What state policies would you pursue to address the issue of income & wealth inequality?

One of the key issues I have worked on my entire life as an activist is affordability - it is the lense through which I view many issues, including income and wealth inequality. People deserve to be able to afford to live their lives and support their families. To me, affordability does not end with investment in housing and affordable housing bonds. It means making sure people aren’t bankrupted by healthcare costs or overburdened by student loan debt; it means being a steward of their tax dollars to make sure we are investing in public education and not unnecessary border patrol expansions; and it means making sure that employers treat their employees fairly, equitably, and that people can earn a living wage. The Texas Legislature has a strong influence on every one of these issues, and each of these issues affects the everyday worker. Though the environment at the Capitol is hostile to many of our values, I will go to bat for Texas workers and laborers every day.


What are some policies you would implement to make our election system more democratic?

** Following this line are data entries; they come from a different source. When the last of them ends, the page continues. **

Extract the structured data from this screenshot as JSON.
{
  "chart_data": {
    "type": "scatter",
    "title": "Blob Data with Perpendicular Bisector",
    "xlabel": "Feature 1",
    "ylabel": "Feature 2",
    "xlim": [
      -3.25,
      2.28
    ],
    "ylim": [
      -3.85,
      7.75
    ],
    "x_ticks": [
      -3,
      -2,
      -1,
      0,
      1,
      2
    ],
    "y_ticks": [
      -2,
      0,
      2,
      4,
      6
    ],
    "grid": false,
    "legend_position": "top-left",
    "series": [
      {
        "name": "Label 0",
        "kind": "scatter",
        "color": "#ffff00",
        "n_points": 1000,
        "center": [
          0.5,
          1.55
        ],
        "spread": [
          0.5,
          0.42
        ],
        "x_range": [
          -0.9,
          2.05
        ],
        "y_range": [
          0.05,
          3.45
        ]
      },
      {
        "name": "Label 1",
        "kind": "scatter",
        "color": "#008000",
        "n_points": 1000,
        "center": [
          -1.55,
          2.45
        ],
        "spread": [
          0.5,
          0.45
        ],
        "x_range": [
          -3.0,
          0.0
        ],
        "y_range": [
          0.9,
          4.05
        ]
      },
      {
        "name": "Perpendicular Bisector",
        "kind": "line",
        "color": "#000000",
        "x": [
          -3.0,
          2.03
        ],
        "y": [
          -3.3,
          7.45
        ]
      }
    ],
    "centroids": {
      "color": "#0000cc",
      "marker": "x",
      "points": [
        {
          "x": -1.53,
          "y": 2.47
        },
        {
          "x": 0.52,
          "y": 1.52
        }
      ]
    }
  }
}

Our democratic institutions have taken some unfortunate steps back in Texas. Every time a court finds an issue with the GOP’s discriminatory Voter ID laws, the Tea Party just passes a new one. Voter registration in Texas has arcane deadlines, and early voting and voting by mail are quite restricted compared to some other states. Texas Urban Counties, which have some of the longest ballots in the nation due to all of the judges we elect, just suffered a loss that will make voting take even longer, with the removal of Straight Ticket Voting. We absolutely need to implement Online Voter Registration. As Tax Assessor-Collector Bruce Elfant says, it’s not a matter of if Texas implements Online Voter Registration, but whether we will be the last state to do so. The governor has continued to veto these efforts, but it is just a common-sense way to expand ballot box access with modern technology. Expanding access to mail-in ballots to the entire voting population is another way to make participating in our Democracy easier, and many governments already use it as the primary form of voting.


What actions have you taken to improve your community?

I stand by my Austin City Council record as one that improved the lives of others in Austin. Outside of tenure on Council, I have also served as a PTA President, on the board of Planned Parenthood, with the Urban League, with Downtown Austin Alliance, and on several bond committees.


What is your campaign strategy for winning in November 2018?

House District 46 is a very blue seat. The next State Representative will be decided in the Democratic Primary. However, that does not mean the campaign can end there. HD 46 has not had a strong campaign investment in a very long time. If I win the Primary, I look forward to working with the Travis County Democratic Party Coordinated Campaign to insure that East Austin, Manor, and Pflugerville get their fair share of voter registration and GOTV efforts to bring their numbers in line with the rest of Travis County. Additionally, with our statewide races on the ballot in 2018, every extra Democratic vote found in HD46 is another vote to send Ted Cruz home!